I due dirigenti politici scrivono testualmente che «le immagini degli agenti che si tolgono i caschi applauditi dagli operai in sciopero rappresentano un potente messaggio di unità della classe lavoratrice». E dunque, nell’opinione della loro organizzazione, i poliziotti devono essere considerati membri della “classe lavoratrice”, assimilati agli operai nella difesa di supposti “comuni interessi”.
Quest’opinione non rappresenta una novità. In numerose occasioni, diversi partiti di sinistra, anche di quella che si considera “rivoluzionaria”, hanno espresso una simile caratterizzazione[1].
Ciò accade quando la carenza di una solida teoria marxista porta ad analisi impressionistiche. In altri termini, il fatto che gli agenti di polizia percepiscano uno stipendio induce esponenti politici di tal fatta a ricomprenderli nella più ampia categoria di “lavoratori”.
Abbiamo già incidentalmente trattato l’argomento riguardo alla questione della sindacalizzazione dei poliziotti in altri articoli su questo sito, per esempio in occasione dell’assassinio negli Usa di George Floyd. È bene, però, affrontarlo ex professo da un punto di vista teorico.
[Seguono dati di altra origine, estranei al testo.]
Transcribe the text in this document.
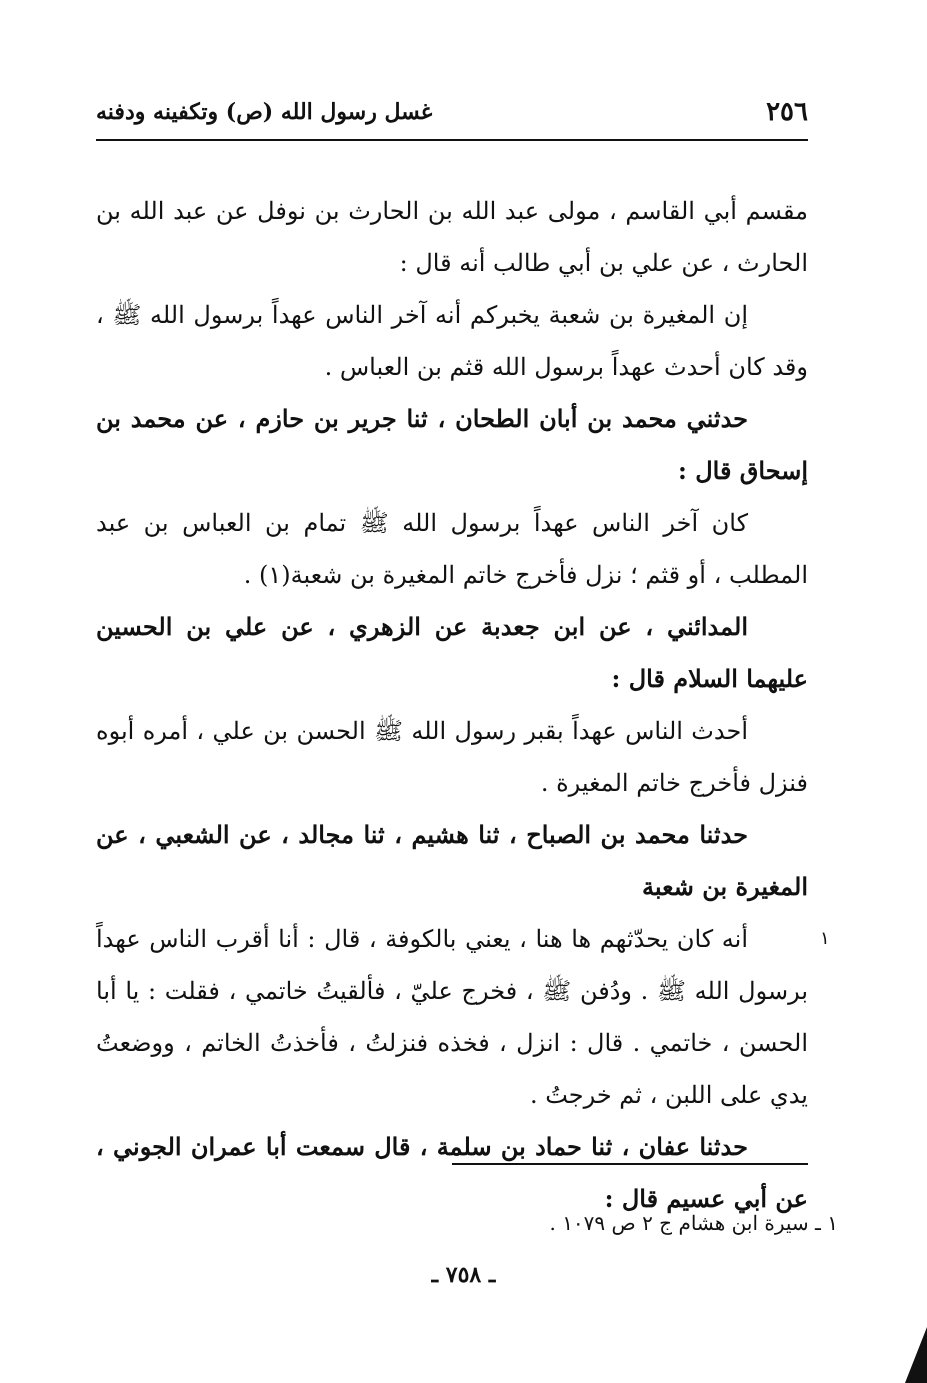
٢٥٦
غسل رسول الله (ص) وتكفينه ودفنه

مقسم أبي القاسم ، مولى عبد الله بن الحارث بن نوفل عن عبد الله بن الحارث ، عن علي بن أبي طالب أنه قال :

إن المغيرة بن شعبة يخبركم أنه آخر الناس عهداً برسول الله ﷺ ، وقد كان أحدث عهداً برسول الله قثم بن العباس .

حدثني محمد بن أبان الطحان ، ثنا جرير بن حازم ، عن محمد بن إسحاق قال :

كان آخر الناس عهداً برسول الله ﷺ تمام بن العباس بن عبد المطلب ، أو قثم ؛ نزل فأخرج خاتم المغيرة بن شعبة(١) .

المدائني ، عن ابن جعدبة عن الزهري ، عن علي بن الحسين عليهما السلام قال :

أحدث الناس عهداً بقبر رسول الله ﷺ الحسن بن علي ، أمره أبوه فنزل فأخرج خاتم المغيرة .

حدثنا محمد بن الصباح ، ثنا هشيم ، ثنا مجالد ، عن الشعبي ، عن المغيرة بن شعبة

أنه كان يحدّثهم ها هنا ، يعني بالكوفة ، قال : أنا أقرب الناس عهداً برسول الله ﷺ . ودُفن ﷺ ، فخرج عليّ ، فألقيتُ خاتمي ، فقلت : يا أبا الحسن ، خاتمي . قال : انزل ، فخذه فنزلتُ ، فأخذتُ الخاتم ، ووضعتُ يدي على اللبن ، ثم خرجتُ .

حدثنا عفان ، ثنا حماد بن سلمة ، قال سمعت أبا عمران الجوني ، عن أبي عسيم قال :

١
١ ـ سيرة ابن هشام ج ٢ ص ١٠٧٩ .
ـ ٧٥٨ ـ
«L’esistenza determina la coscienza»
La base del ragionamento di chi sostiene l’opinione qui criticata è data dal fatto che gli agenti di polizia sarebbero costretti a vendere la propria forza‑lavoro e ad essere perciò sussunti in una situazione di sfruttamento da parte del capitale e dello Stato: ciò produrrebbe la loro inclusione nella classe lavoratrice.
Tuttavia,
«il problema di quest’argomento è che dimentica che in questo caso la funzione repressiva svolta da questi individui determina un’esistenza sociale che in nessun modo può essere assimilata alla situazione della classe operaia. La logica della polizia, e di corpi similari, è la repressione e la preparazione per condurre la guerra di classe in difesa della proprietà privata. La loro situazione “strutturale” colloca … questi individui contro la classe operaia»[2].
Secondo un altro tipo di ragionamento, la “provenienza” della stragrande maggioranza dei poliziotti dalle classi disagiate (figli di operai o di impiegati di basso rango; o addirittura, secondo un’accezione romantica, “figli del popolo”) impone di considerarli come “lavoratori”.
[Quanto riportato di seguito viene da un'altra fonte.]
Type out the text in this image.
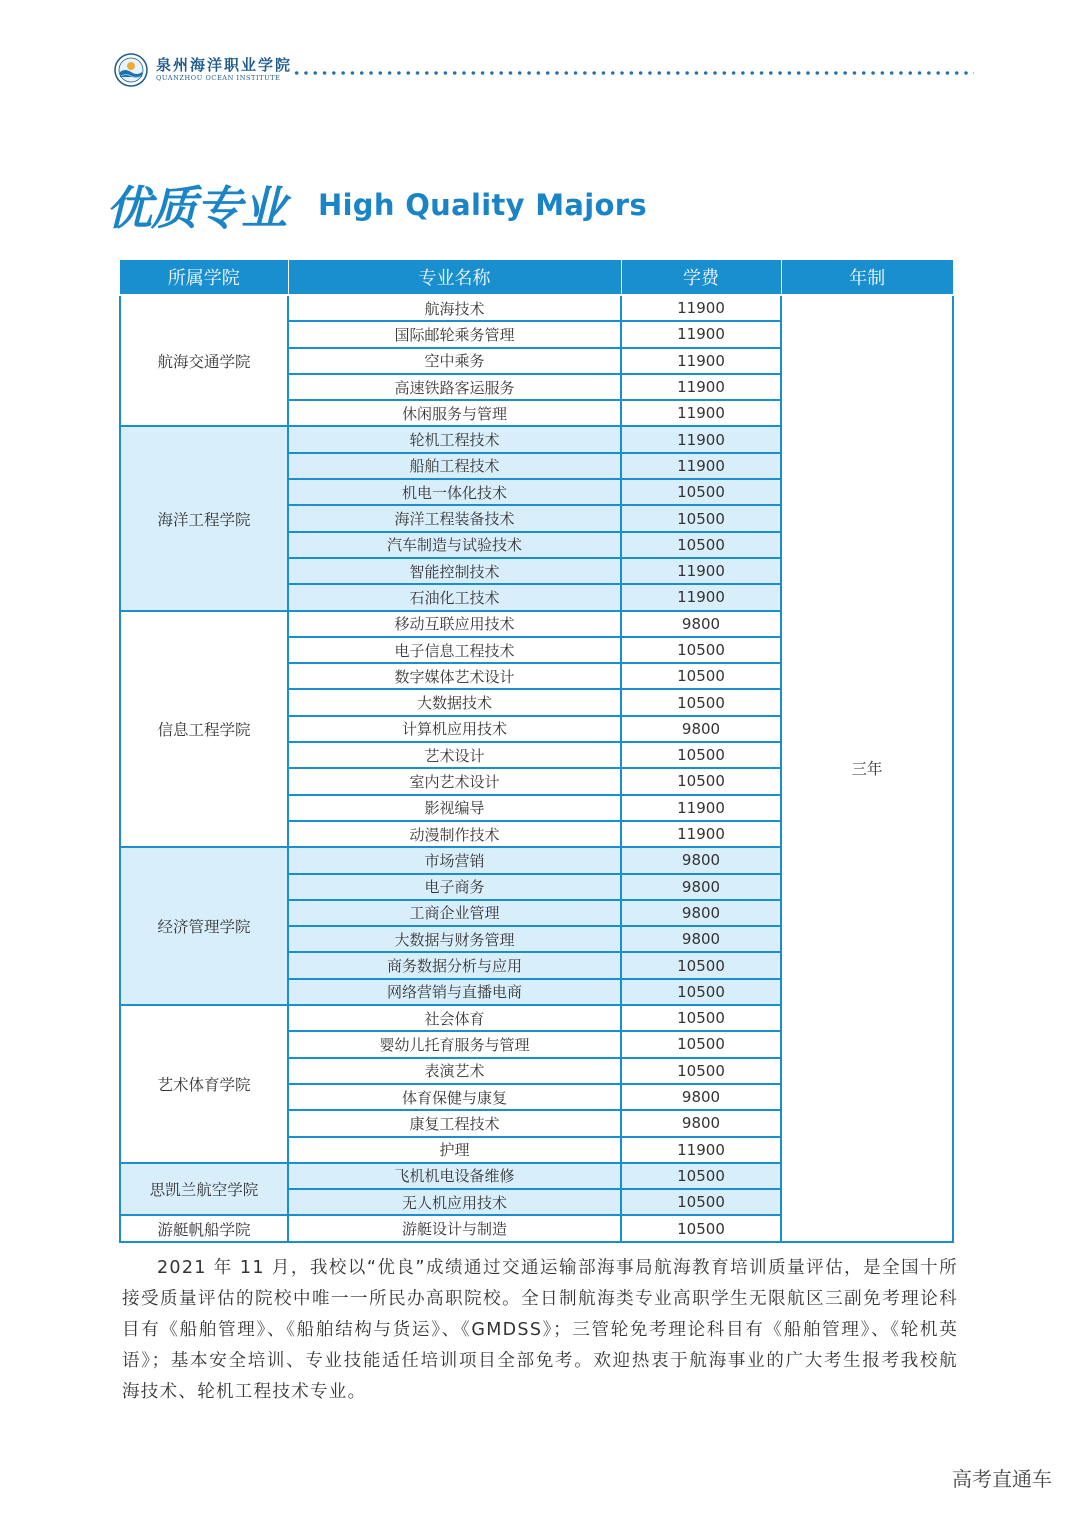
泉州海洋职业学院
QUANZHOU OCEAN INSTITUTE
优质专业 High Quality Majors
所属学院	专业名称	学费	年制
航海交通学院	航海技术	11900	三年
	国际邮轮乘务管理	11900	
	空中乘务	11900	
	高速铁路客运服务	11900	
	休闲服务与管理	11900	
海洋工程学院	轮机工程技术	11900	
	船舶工程技术	11900	
	机电一体化技术	10500	
	海洋工程装备技术	10500	
	汽车制造与试验技术	10500	
	智能控制技术	11900	
	石油化工技术	11900	
信息工程学院	移动互联应用技术	9800	
	电子信息工程技术	10500	
	数字媒体艺术设计	10500	
	大数据技术	10500	
	计算机应用技术	9800	
	艺术设计	10500	
	室内艺术设计	10500	
	影视编导	11900	
	动漫制作技术	11900	
经济管理学院	市场营销	9800	
	电子商务	9800	
	工商企业管理	9800	
	大数据与财务管理	9800	
	商务数据分析与应用	10500	
	网络营销与直播电商	10500	
艺术体育学院	社会体育	10500	
	婴幼儿托育服务与管理	10500	
	表演艺术	10500	
	体育保健与康复	9800	
	康复工程技术	9800	
	护理	11900	
思凯兰航空学院	飞机机电设备维修	10500	
	无人机应用技术	10500	
游艇帆船学院	游艇设计与制造	10500	

2021 年 11 月，我校以“优良”成绩通过交通运输部海事局航海教育培训质量评估，是全国十所接受质量评估的院校中唯一一所民办高职院校。全日制航海类专业高职学生无限航区三副免考理论科目有《船舶管理》、《船舶结构与货运》、《GMDSS》；三管轮免考理论科目有《船舶管理》、《轮机英语》；基本安全培训、专业技能适任培训项目全部免考。欢迎热衷于航海事业的广大考生报考我校航海技术、轮机工程技术专业。

高考直通车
Sennonché, come spiegava Trotsky alla vigilia dell’avvento del nazismo in Germania,
«il fatto che gli agenti di polizia siano stati reclutati in gran parte tra gli operai social-democratici non significa assolutamente nulla. Anche qui l’esistenza determina la coscienza. L’operaio che diviene poliziotto al servizio dello Stato capitalista è un poliziotto borghese e non un operaio. Durante gli ultimi anni, questi poliziotti hanno avuto più da lottare contro gli operai rivoluzionari che contro gli studenti nazionalsocialisti. Una tale scuola non può non lasciar traccia. Ma il fatto più importante è che ogni poliziotto sa che, se i governi cambiano, la polizia resta»[3].
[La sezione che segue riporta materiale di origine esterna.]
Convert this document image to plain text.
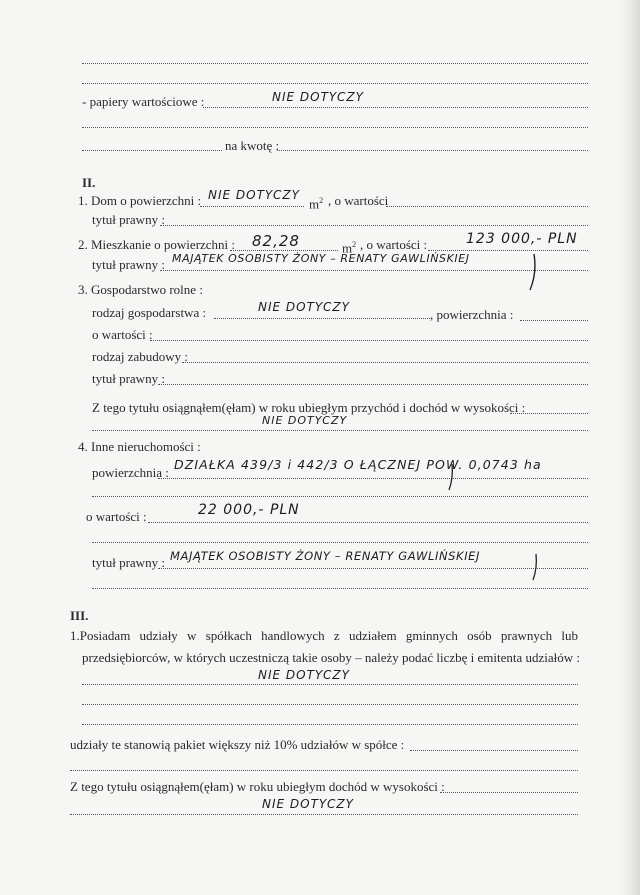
- papiery wartościowe :	NIE DOTYCZY
na kwotę :
II.
1. Dom o powierzchni : NIE DOTYCZY
$m^2$ , o wartości
tytuł prawny :
2. Mieszkanie o powierzchni : 82,28	$m^2$ , o wartości :	123 000,- PLN
tytuł prawny : MAJĄTEK OSOBISTY ŻONY – RENATY GAWLIŃSKIEJ
3. Gospodarstwo rolne :
rodzaj gospodarstwa :	NIE DOTYCZY	, powierzchnia :
o wartości :
rodzaj zabudowy :
tytuł prawny :
Z tego tytułu osiągnąłem(ęłam) w roku ubiegłym przychód i dochód w wysokości :
NIE DOTYCZY
4. Inne nieruchomości :
powierzchnia :
DZIAŁKA 439/3 i 442/3 O ŁĄCZNEJ POW. 0,0743 ha
o wartości :	22 000,- PLN
tytuł prawny : MAJĄTEK OSOBISTY ŻONY – RENATY GAWLIŃSKIEJ
III.
1.Posiadam udziały w spółkach handlowych z udziałem gminnych osób prawnych lub
przedsiębiorców, w których uczestniczą takie osoby – należy podać liczbę i emitenta udziałów :
NIE DOTYCZY
udziały te stanowią pakiet większy niż 10% udziałów w spółce :
Z tego tytułu osiągnąłem(ęłam) w roku ubiegłym dochód w wysokości :
NIE DOTYCZY
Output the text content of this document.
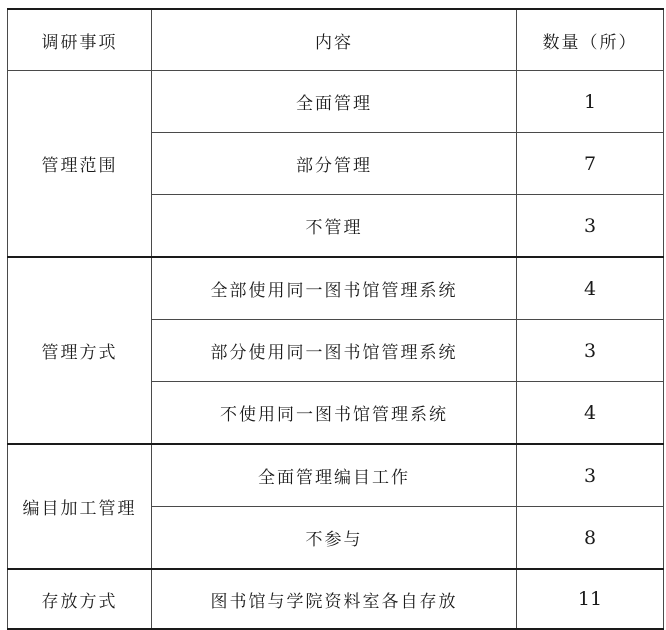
调研事项	内容	数量（所）
管理范围	全面管理	1
	部分管理	7
	不管理	3
管理方式	全部使用同一图书馆管理系统	4
	部分使用同一图书馆管理系统	3
	不使用同一图书馆管理系统	4
编目加工管理	全面管理编目工作	3
	不参与	8
存放方式	图书馆与学院资料室各自存放	11
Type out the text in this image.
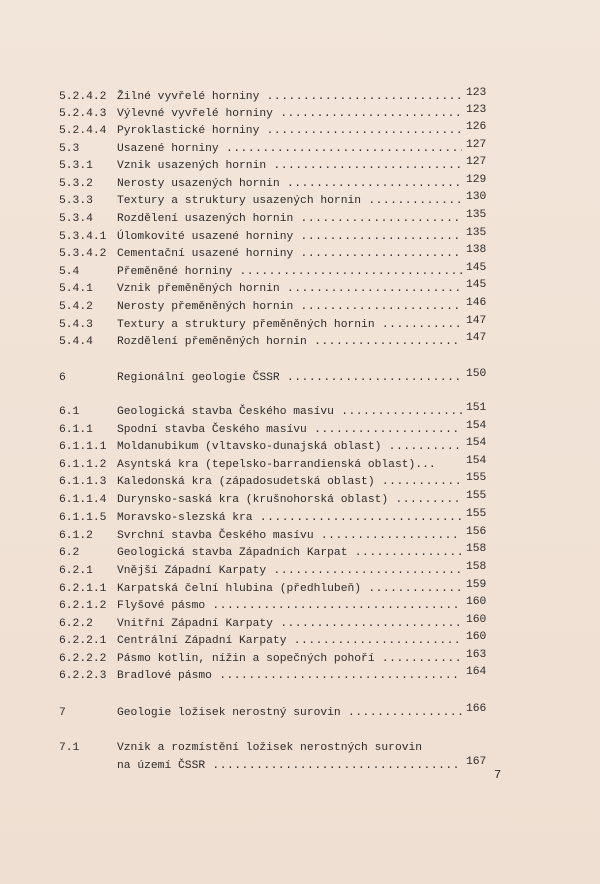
5.2.4.2 Žilné vyvřelé horniny .....	123
5.2.4.3 Výlevné vyvřelé horniny .....	123
5.2.4.4 Pyroklastické horniny .....	126
5.3	Usazené horniny .....	127
5.3.1 Vznik usazených hornin .....	127
5.3.2 Nerosty usazených hornin .....	129
5.3.3 Textury a struktury usazených hornin .....	130
5.3.4 Rozdělení usazených hornin .....	135
5.3.4.1 Úlomkovité usazené horniny .....	135
5.3.4.2 Cementační usazené horniny .....	138
5.4	Přeměněné horniny .....	145
5.4.1 Vznik přeměněných hornin .....	145
5.4.2 Nerosty přeměněných hornin .....	146
5.4.3 Textury a struktury přeměněných hornin .....	147
5.4.4 Rozdělení přeměněných hornin .....	147
6	Regionální geologie ČSSR .....	150
6.1	Geologická stavba Českého masívu .....	151
6.1.1 Spodní stavba Českého masívu .....	154
6.1.1.1 Moldanubikum (vltavsko-dunajská oblast) .....	154
6.1.1.2 Asyntská kra (tepelsko-barrandienská oblast)...	154
6.1.1.3 Kaledonská kra (západosudetská oblast) .....	155
6.1.1.4 Durynsko-saská kra (krušnohorská oblast) .....	155
6.1.1.5 Moravsko-slezská kra .....	155
6.1.2 Svrchní stavba Českého masívu .....	156
6.2	Geologická stavba Západních Karpat .....	158
6.2.1 Vnější Západní Karpaty .....	158
6.2.1.1 Karpatská čelní hlubina (předhlubeň) .....	159
6.2.1.2 Flyšové pásmo .....	160
6.2.2 Vnitřní Západní Karpaty .....	160
6.2.2.1 Centrální Západní Karpaty .....	160
6.2.2.2 Pásmo kotlin, nížin a sopečných pohoří .....	163
6.2.2.3 Bradlové pásmo .....	164
7	Geologie ložisek nerostný surovin .....	166
7.1	Vznik a rozmístění ložisek nerostných surovin
na území ČSSR .....	167
7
Una specifica testimonianza in tal senso la troviamo nel bel libro di Leopold Trepper, capo dello spionaggio sovietico nella Germania nazista, che, durante il periodo del suo arresto da parte della Gestapo e prima di essere riuscito ad evadere, raccolse le confidenze di uno dei suoi carcerieri:
«Sono stato poliziotto al tempo del Kaiser, sono stato poliziotto della Repubblica di Weimar, sono un piedipiatti di Hitler, domani potrei benissimo essere un servitore del regime di Thaelmann»[4].
Una conferma “sul campo”, insomma, della riflessione di Trotsky, secondo cui è “l’esistenza che determina la coscienza”.
Ma, oltre a ogni altra considerazione, la dichiarazione di Acerbo‑Patta si caratterizza anche per essere una colossale sciocchezza alla luce degli studi che Karl Marx sviluppò in Teorie sul plusvalore (in particolare con la differenziazione tra lavoro produttivo e improduttivo), e ai quali rimandiamo per ragioni di sintesi, non mancando però di segnalare che per Marx può sussistere il pagamento di un salario senza che esista la relazione capitale‑lavoro[5].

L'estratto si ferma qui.